With the Proposed Transaction, the enlarged MCFS Group will be able to significantly increase its retail presence in Singapore, with the addition of the Target Group’s 25 retail outlets islandwide in Singapore. The combined businesses of the MCFS Group will allow it to benefit from an improved relative bargaining position when dealing with business partners, suppliers, vendors, and lenders. There will also be group-wide synergies and cost savings in areas of organisational structure, systems, processes and knowledge transfer across various businesses and support functions.

The enlarged scale of the business and operations will enable the MCFS Group to better manage its talent across all business functions by providing a larger platform and more diverse career opportunities.
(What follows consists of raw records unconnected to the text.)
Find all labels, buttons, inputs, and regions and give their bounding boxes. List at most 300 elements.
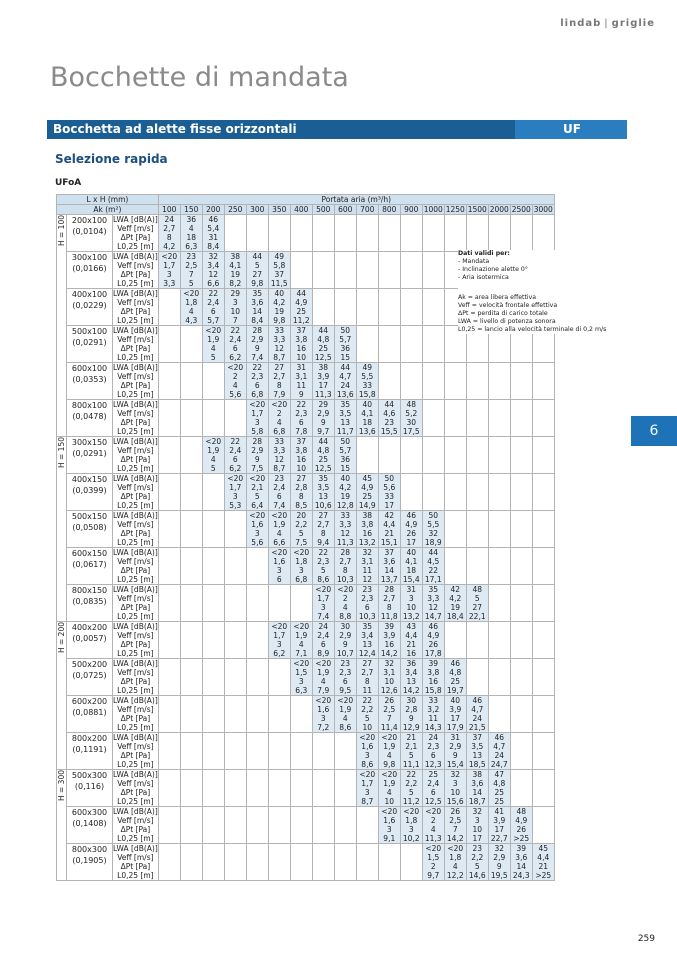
- empty-cell: [532, 548, 554, 585]
- empty-cell: [532, 807, 554, 844]
- empty-cell: [488, 511, 510, 548]
- empty-cell: [158, 622, 180, 659]
- empty-cell: [158, 363, 180, 400]
- flow-value: 250: [224, 205, 246, 215]
- value-cell: 33 3,2 11 14,3: [422, 696, 444, 733]
- value-cell: 50 5,7 36 15: [334, 326, 356, 363]
- empty-cell: [334, 807, 356, 844]
- height-group: H = 300: [57, 770, 67, 881]
- empty-cell: [180, 770, 202, 807]
- param-labels: LWA [dB(A)] Veff [m/s] ΔPt [Pa] L0,25 [m]: [113, 511, 158, 547]
- size-cell: 500x200 (0,0725): [67, 659, 113, 696]
- empty-cell: [268, 807, 290, 844]
- value-cell: <20 1,7 3 5,3: [224, 474, 246, 511]
- empty-cell: [378, 215, 400, 252]
- empty-cell: [444, 622, 466, 659]
- value-cell: 23 2,3 6 9,5: [334, 659, 356, 696]
- empty-cell: [466, 400, 488, 437]
- value-cell: 40 4,1 18 15,4: [400, 548, 422, 585]
- empty-cell: [378, 437, 400, 474]
- header-area: Ak (m²): [57, 205, 159, 215]
- empty-cell: [180, 585, 202, 622]
- value-cell: <20 1,6 3 8,6: [356, 733, 378, 770]
- empty-cell: [466, 437, 488, 474]
- value-cell: 23 2,4 6 7,4: [268, 474, 290, 511]
- empty-cell: [180, 807, 202, 844]
- empty-cell: [444, 363, 466, 400]
- value-cell: <20 1,9 4 10: [378, 770, 400, 807]
- empty-cell: [268, 659, 290, 696]
- value-cell: 50 5,7 36 15: [334, 437, 356, 474]
- empty-cell: [422, 252, 444, 289]
- empty-cell: [202, 511, 224, 548]
- empty-cell: [356, 326, 378, 363]
- table-row: [57, 400, 555, 437]
- value-cell: 22 2,3 5 8,6: [312, 548, 334, 585]
- value-cell: <20 1,5 3 6,3: [290, 659, 312, 696]
- empty-cell: [202, 844, 224, 881]
- value-cell: 38 4,1 19 8,2: [224, 252, 246, 289]
- empty-cell: [466, 622, 488, 659]
- param-labels: LWA [dB(A)] Veff [m/s] ΔPt [Pa] L0,25 [m]: [113, 289, 158, 325]
- empty-cell: [180, 696, 202, 733]
- empty-cell: [378, 326, 400, 363]
- value-cell: 32 3,1 11 12: [356, 548, 378, 585]
- value-cell: 22 2,4 6 6,2: [224, 326, 246, 363]
- empty-cell: [246, 585, 268, 622]
- value-cell: 37 3,8 16 10: [290, 326, 312, 363]
- empty-cell: [510, 474, 532, 511]
- size-cell: 300x150 (0,0291): [67, 437, 113, 474]
- empty-cell: [224, 622, 246, 659]
- empty-cell: [268, 733, 290, 770]
- empty-cell: [356, 289, 378, 326]
- empty-cell: [466, 474, 488, 511]
- flow-value: 700: [356, 205, 378, 215]
- empty-cell: [224, 215, 246, 252]
- empty-cell: [422, 289, 444, 326]
- empty-cell: [532, 215, 554, 252]
- section-code: UF: [563, 122, 581, 136]
- value-cell: 35 3,3 12 14,7: [422, 585, 444, 622]
- page-title: Bocchette di mandata: [50, 62, 349, 93]
- value-cell: 48 5 27 22,1: [466, 585, 488, 622]
- value-cell: 23 2,2 5 14,6: [466, 844, 488, 881]
- empty-cell: [246, 770, 268, 807]
- empty-cell: [510, 733, 532, 770]
- empty-cell: [532, 696, 554, 733]
- param-labels: LWA [dB(A)] Veff [m/s] ΔPt [Pa] L0,25 [m]: [113, 733, 158, 769]
- empty-cell: [400, 844, 422, 881]
- empty-cell: [268, 770, 290, 807]
- legend-def: ΔPt = perdita di carico totale: [458, 310, 548, 317]
- empty-cell: [268, 696, 290, 733]
- empty-cell: [246, 696, 268, 733]
- value-cell: <20 1,6 3 9,1: [378, 807, 400, 844]
- empty-cell: [422, 326, 444, 363]
- empty-cell: [400, 474, 422, 511]
- empty-cell: [312, 289, 334, 326]
- empty-cell: [180, 363, 202, 400]
- flow-value: 500: [312, 205, 334, 215]
- empty-cell: [158, 807, 180, 844]
- value-cell: <20 1,7 3 3,3: [158, 252, 180, 289]
- value-cell: 49 5,8 37 11,5: [268, 252, 290, 289]
- value-cell: 27 2,8 8 8,5: [290, 474, 312, 511]
- value-cell: 22 2,2 5 11,2: [400, 770, 422, 807]
- value-cell: 36 4 18 6,3: [180, 215, 202, 252]
- param-labels: LWA [dB(A)] Veff [m/s] ΔPt [Pa] L0,25 [m]: [113, 585, 158, 621]
- empty-cell: [268, 215, 290, 252]
- empty-cell: [510, 363, 532, 400]
- flow-value: 150: [180, 205, 202, 215]
- empty-cell: [290, 215, 312, 252]
- chapter-tab[interactable]: 6: [631, 416, 677, 446]
- value-cell: <20 1,6 3 5,6: [246, 511, 268, 548]
- empty-cell: [422, 474, 444, 511]
- value-cell: <20 1,5 2 9,7: [422, 844, 444, 881]
- empty-cell: [488, 363, 510, 400]
- empty-cell: [158, 844, 180, 881]
- empty-cell: [378, 844, 400, 881]
- table-row: [57, 622, 555, 659]
- empty-cell: [444, 548, 466, 585]
- empty-cell: [532, 733, 554, 770]
- value-cell: 46 4,9 26 17,8: [422, 622, 444, 659]
- param-labels: LWA [dB(A)] Veff [m/s] ΔPt [Pa] L0,25 [m]: [113, 770, 158, 806]
- param-labels: LWA [dB(A)] Veff [m/s] ΔPt [Pa] L0,25 [m]: [113, 363, 158, 399]
- size-cell: 600x300 (0,1408): [67, 807, 113, 844]
- value-cell: 46 4,7 24 21,5: [466, 696, 488, 733]
- empty-cell: [246, 548, 268, 585]
- empty-cell: [290, 252, 312, 289]
- legend-def: Veff = velocità frontale effettiva: [458, 302, 558, 309]
- value-cell: <20 1,9 4 6,6: [268, 511, 290, 548]
- legend-box: [458, 250, 628, 334]
- table-row: [57, 437, 555, 474]
- empty-cell: [400, 252, 422, 289]
- brand-header: [560, 18, 655, 29]
- value-cell: 26 2,5 7 11,4: [378, 696, 400, 733]
- empty-cell: [400, 289, 422, 326]
- empty-cell: [180, 548, 202, 585]
- empty-cell: [422, 215, 444, 252]
- size-cell: 500x150 (0,0508): [67, 511, 113, 548]
- value-cell: 44 4,8 25 12,5: [312, 437, 334, 474]
- value-cell: 46 5,4 31 8,4: [202, 215, 224, 252]
- legend-def: LWA = livello di potenza sonora: [458, 318, 556, 325]
- empty-cell: [180, 326, 202, 363]
- empty-cell: [532, 474, 554, 511]
- flow-value: 3000: [533, 205, 553, 214]
- section-bar: [47, 120, 627, 139]
- param-labels: LWA [dB(A)] Veff [m/s] ΔPt [Pa] L0,25 [m]: [113, 400, 158, 436]
- empty-cell: [532, 770, 554, 807]
- value-cell: <20 1,6 3 6: [268, 548, 290, 585]
- empty-cell: [158, 474, 180, 511]
- size-cell: 800x300 (0,1905): [67, 844, 113, 881]
- flow-value: 2500: [511, 205, 531, 214]
- empty-cell: [202, 548, 224, 585]
- empty-cell: [246, 659, 268, 696]
- page-number: 259: [637, 934, 655, 944]
- flow-value: 800: [378, 205, 400, 215]
- empty-cell: [510, 585, 532, 622]
- empty-cell: [158, 733, 180, 770]
- empty-cell: [334, 770, 356, 807]
- flow-value: 200: [202, 205, 224, 215]
- empty-cell: [510, 659, 532, 696]
- empty-cell: [378, 252, 400, 289]
- size-cell: 300x100 (0,0166): [67, 252, 113, 289]
- empty-cell: [224, 400, 246, 437]
- empty-cell: [158, 770, 180, 807]
- empty-cell: [290, 585, 312, 622]
- value-cell: 45 4,4 21 >25: [532, 844, 554, 881]
- value-cell: 45 4,9 25 14,9: [356, 474, 378, 511]
- empty-cell: [312, 844, 334, 881]
- value-cell: 42 4,4 21 15,1: [378, 511, 400, 548]
- value-cell: <20 1,8 3 6,8: [290, 548, 312, 585]
- empty-cell: [510, 511, 532, 548]
- empty-cell: [488, 696, 510, 733]
- empty-cell: [224, 585, 246, 622]
- empty-cell: [202, 770, 224, 807]
- size-cell: 600x150 (0,0617): [67, 548, 113, 585]
- empty-cell: [510, 770, 532, 807]
- empty-cell: [334, 733, 356, 770]
- empty-cell: [400, 326, 422, 363]
- height-group: H = 150: [57, 437, 67, 622]
- value-cell: 36 3,4 13 14,2: [400, 659, 422, 696]
- value-cell: 32 3 10 17: [466, 807, 488, 844]
- empty-cell: [510, 400, 532, 437]
- empty-cell: [334, 844, 356, 881]
- empty-cell: [202, 363, 224, 400]
- empty-cell: [180, 400, 202, 437]
- empty-cell: [312, 807, 334, 844]
- value-cell: <20 1,8 4 4,3: [180, 289, 202, 326]
- table-row: [57, 770, 555, 807]
- value-cell: <20 1,9 4 5: [202, 437, 224, 474]
- table-row: [57, 807, 555, 844]
- size-cell: 600x100 (0,0353): [67, 363, 113, 400]
- height-group: H = 100: [57, 215, 67, 437]
- empty-cell: [356, 437, 378, 474]
- value-cell: 22 2,4 6 6,2: [224, 437, 246, 474]
- empty-cell: [180, 511, 202, 548]
- value-cell: 33 3,3 12 8,7: [268, 326, 290, 363]
- value-cell: 30 2,8 9 12,9: [400, 696, 422, 733]
- value-cell: 28 2,7 8 10,3: [334, 548, 356, 585]
- empty-cell: [224, 733, 246, 770]
- value-cell: 23 2,5 7 5: [180, 252, 202, 289]
- size-cell: 500x100 (0,0291): [67, 326, 113, 363]
- empty-cell: [378, 363, 400, 400]
- legend-title: Dati validi per:: [458, 250, 510, 257]
- empty-cell: [268, 585, 290, 622]
- flow-value: 1250: [445, 205, 465, 214]
- empty-cell: [488, 437, 510, 474]
- empty-cell: [158, 326, 180, 363]
- empty-cell: [202, 733, 224, 770]
- empty-cell: [466, 215, 488, 252]
- param-labels: LWA [dB(A)] Veff [m/s] ΔPt [Pa] L0,25 [m]: [113, 326, 158, 362]
- empty-cell: [400, 437, 422, 474]
- empty-cell: [246, 733, 268, 770]
- value-cell: 31 3 10 13,2: [400, 585, 422, 622]
- empty-cell: [312, 770, 334, 807]
- flow-value: 400: [290, 205, 312, 215]
- table-row: [57, 659, 555, 696]
- value-cell: 39 3,8 16 15,8: [422, 659, 444, 696]
- empty-cell: [202, 474, 224, 511]
- param-labels: LWA [dB(A)] Veff [m/s] ΔPt [Pa] L0,25 [m]: [113, 807, 158, 843]
- value-cell: <20 2 4 6,8: [268, 400, 290, 437]
- size-cell: 200x100 (0,0104): [67, 215, 113, 252]
- size-cell: 600x200 (0,0881): [67, 696, 113, 733]
- empty-cell: [180, 733, 202, 770]
- table-row: [57, 696, 555, 733]
- value-cell: 38 3,6 14 18,7: [466, 770, 488, 807]
- empty-cell: [444, 400, 466, 437]
- empty-cell: [180, 437, 202, 474]
- empty-cell: [356, 215, 378, 252]
- size-cell: 800x200 (0,1191): [67, 733, 113, 770]
- value-cell: 24 2,4 6 8,9: [312, 622, 334, 659]
- empty-cell: [312, 733, 334, 770]
- empty-cell: [180, 844, 202, 881]
- empty-cell: [180, 659, 202, 696]
- empty-cell: [400, 215, 422, 252]
- value-cell: 44 5 27 9,8: [246, 252, 268, 289]
- size-cell: 400x100 (0,0229): [67, 289, 113, 326]
- empty-cell: [422, 363, 444, 400]
- flow-value: 350: [268, 205, 290, 215]
- param-labels: LWA [dB(A)] Veff [m/s] ΔPt [Pa] L0,25 [m]: [113, 474, 158, 510]
- empty-cell: [532, 511, 554, 548]
- empty-cell: [488, 400, 510, 437]
- param-labels: LWA [dB(A)] Veff [m/s] ΔPt [Pa] L0,25 [m]: [113, 622, 158, 658]
- flow-value: 100: [158, 205, 180, 215]
- value-cell: 38 3,8 16 13,2: [356, 511, 378, 548]
- value-cell: 44 4,7 24 13,6: [334, 363, 356, 400]
- value-cell: 40 4,2 19 9,8: [268, 289, 290, 326]
- empty-cell: [422, 400, 444, 437]
- table-row: [57, 548, 555, 585]
- empty-cell: [202, 622, 224, 659]
- empty-cell: [422, 437, 444, 474]
- empty-cell: [444, 511, 466, 548]
- empty-cell: [510, 622, 532, 659]
- empty-cell: [334, 252, 356, 289]
- value-cell: <20 1,9 4 5: [202, 326, 224, 363]
- size-cell: 400x200 (0,0057): [67, 622, 113, 659]
- flow-value: 1500: [467, 205, 487, 214]
- empty-cell: [224, 659, 246, 696]
- empty-cell: [202, 696, 224, 733]
- value-cell: <20 2 4 8,8: [334, 585, 356, 622]
- empty-cell: [158, 585, 180, 622]
- value-cell: 38 3,9 17 11,3: [312, 363, 334, 400]
- value-cell: <20 1,6 3 7,2: [312, 696, 334, 733]
- value-cell: 22 2,3 6 6,8: [246, 363, 268, 400]
- value-cell: 33 3,3 12 11,3: [334, 511, 356, 548]
- brand-separator: |: [604, 18, 609, 29]
- brand-section: griglie: [611, 18, 655, 29]
- brand-name: lindab: [560, 18, 602, 29]
- param-labels: LWA [dB(A)] Veff [m/s] ΔPt [Pa] L0,25 [m]: [113, 252, 158, 288]
- value-cell: 48 4,9 26 >25: [510, 807, 532, 844]
- value-cell: 20 2,2 5 7,5: [290, 511, 312, 548]
- height-group: H = 200: [57, 622, 67, 770]
- empty-cell: [290, 770, 312, 807]
- legend-def: L0,25 = lancio alla velocità terminale di 0,2 m/s: [458, 326, 607, 333]
- empty-cell: [224, 770, 246, 807]
- table-row: [57, 844, 555, 881]
- empty-cell: [202, 585, 224, 622]
- empty-cell: [510, 437, 532, 474]
- value-cell: 40 3,9 17 17,9: [444, 696, 466, 733]
- value-cell: <20 1,8 3 10,2: [400, 807, 422, 844]
- value-cell: <20 2 4 5,6: [224, 363, 246, 400]
- value-cell: 35 3,5 13 10,6: [312, 474, 334, 511]
- empty-cell: [246, 844, 268, 881]
- empty-cell: [532, 437, 554, 474]
- table-row: [57, 585, 555, 622]
- model-code: UFoA: [55, 178, 82, 188]
- value-cell: 37 3,8 16 10: [290, 437, 312, 474]
- value-cell: 40 4,2 19 12,8: [334, 474, 356, 511]
- empty-cell: [510, 548, 532, 585]
- value-cell: 46 4,9 26 17: [400, 511, 422, 548]
- empty-cell: [268, 844, 290, 881]
- value-cell: 32 3 10 15,6: [444, 770, 466, 807]
- value-cell: 43 4,4 21 16: [400, 622, 422, 659]
- value-cell: 27 2,7 8 11: [356, 659, 378, 696]
- empty-cell: [488, 474, 510, 511]
- value-cell: 23 2,3 6 10,3: [356, 585, 378, 622]
- value-cell: <20 1,9 4 7,1: [290, 622, 312, 659]
- empty-cell: [158, 289, 180, 326]
- empty-cell: [224, 696, 246, 733]
- value-cell: 44 4,8 25 12,5: [312, 326, 334, 363]
- empty-cell: [378, 289, 400, 326]
- value-cell: <20 1,9 4 7,9: [312, 659, 334, 696]
- value-cell: 27 2,7 8 9,4: [312, 511, 334, 548]
- empty-cell: [466, 511, 488, 548]
- value-cell: 28 2,9 9 7,5: [246, 437, 268, 474]
- empty-cell: [532, 585, 554, 622]
- empty-cell: [510, 215, 532, 252]
- empty-cell: [488, 585, 510, 622]
- empty-cell: [334, 289, 356, 326]
- flow-value: 300: [246, 205, 268, 215]
- table-row: [57, 733, 555, 770]
- table-row: [57, 363, 555, 400]
- value-cell: 46 4,8 25 19,7: [444, 659, 466, 696]
- empty-cell: [224, 807, 246, 844]
- value-cell: 27 2,7 8 7,9: [268, 363, 290, 400]
- value-cell: 21 2,1 5 11,1: [400, 733, 422, 770]
- value-cell: 22 2,4 6 5,7: [202, 289, 224, 326]
- value-cell: 29 3 10 7: [224, 289, 246, 326]
- value-cell: <20 2,1 5 6,4: [246, 474, 268, 511]
- value-cell: 29 2,9 9 9,7: [312, 400, 334, 437]
- empty-cell: [312, 215, 334, 252]
- param-labels: LWA [dB(A)] Veff [m/s] ΔPt [Pa] L0,25 [m]: [113, 659, 158, 695]
- value-cell: 31 2,9 9 15,4: [444, 733, 466, 770]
This will also allow the MCFS Group to better attract, train and retain talent, which will in turn help drive long-term growth.

The Board of MFCS is of the view that the Proposed Transaction will allow the MCFS Group to unlock a new stage of growth. The completion of the Proposed Transaction will also be earnings accretive for the MCFS Group, and the Board believes that the Proposed Transaction will enhance shareholders’ value in the long term. Furthermore, the Consideration will be fulfilled partially in by way of shares in MCFS to be allotted to Aspial, which will allow the MCFS Group to conserve its cash outlay.

Principal Terms of SPA

The Consideration comprises:
(A) S$87.8 million (the “Base Consideration”) which shall be satisfied by:

i. S$37.0 million (the “Base Consideration Cash Amount”) comprising:
a. the settlement by MCFS of the debt of an amount not exceeding S$22.0 million owing from Aspial to the Target Group (the “Outstanding Debt”) which shall be offset against an equivalent portion of the Base Consideration Cash Amount;
b. S$7.5 million in cash (the “Deferred Base Consideration Cash Amount”) on the date falling three months after Closing; and
c. a remaining amount in cash (the “Closing Base Consideration Cash Amount”). For illustrative purposes, the Closing Base Consideration Cash Amount will amount to S$7.5 million2 if the Outstanding Debt amounts to S$22.0 million at Closing;

ii. S$50.8 million (“Consideration Share Amount”) which shall be satisfied by the allotment and issuance of 311,656,441 new ordinary shares in the capital of MCFS (the “Base Consideration Shares”) to Aspial at an issue price3 of S$0.163 for each Base Consideration Share (the “Issue Price”);

(B) up to S$12.0 million (the “Earn-out Consideration”), which shall be satisfied by:
i. S$6.0 million in cash (the “Earn-out Consideration Cash Amount”); and
ii. an amount of S$6.0 million which shall be satisfied by the allotment and issuance of 36,809,815 new ordinary shares in the capital of MCFS (the “Earn-out Consideration Shares”) to Aspial at the Issue Price for each Earn-out Consideration Share. In the event that the audited combined total profit after tax of the Target Group4 for the financial year ending 31 December 2022 is at least S$10.0 million, MCFS shall make payment of the entire Earn-out Consideration, and if such profit after tax is less than S$10.0 million, the Earn-out Consideration shall be pro-rated accordingly.

The Consideration was arrived at on a willing-buyer and willing-seller basis, taking into account, inter alia, (i) the historical financial performance of the Target Group, (ii) the Target Group’s business prospects, (iii) the average of the indicative market values of the Sale Shares based on the preliminary valuations conducted by the respective companies’ valuers, and (iv) the proposed terms and formulae of the Consideration. The Proposed Transaction is subject to conditions precedent set out in the SPA, including but not limited to, the necessary regulatory approvals, as well as approval of the shareholders of Aspial and MCFS.

Note: This Media Release is to be read in conjunction with the respective SGX-Net announcements of Aspial Corporation Limited and Maxi-Cash Financial Services Corporation Ltd. released on the date of this Media Release.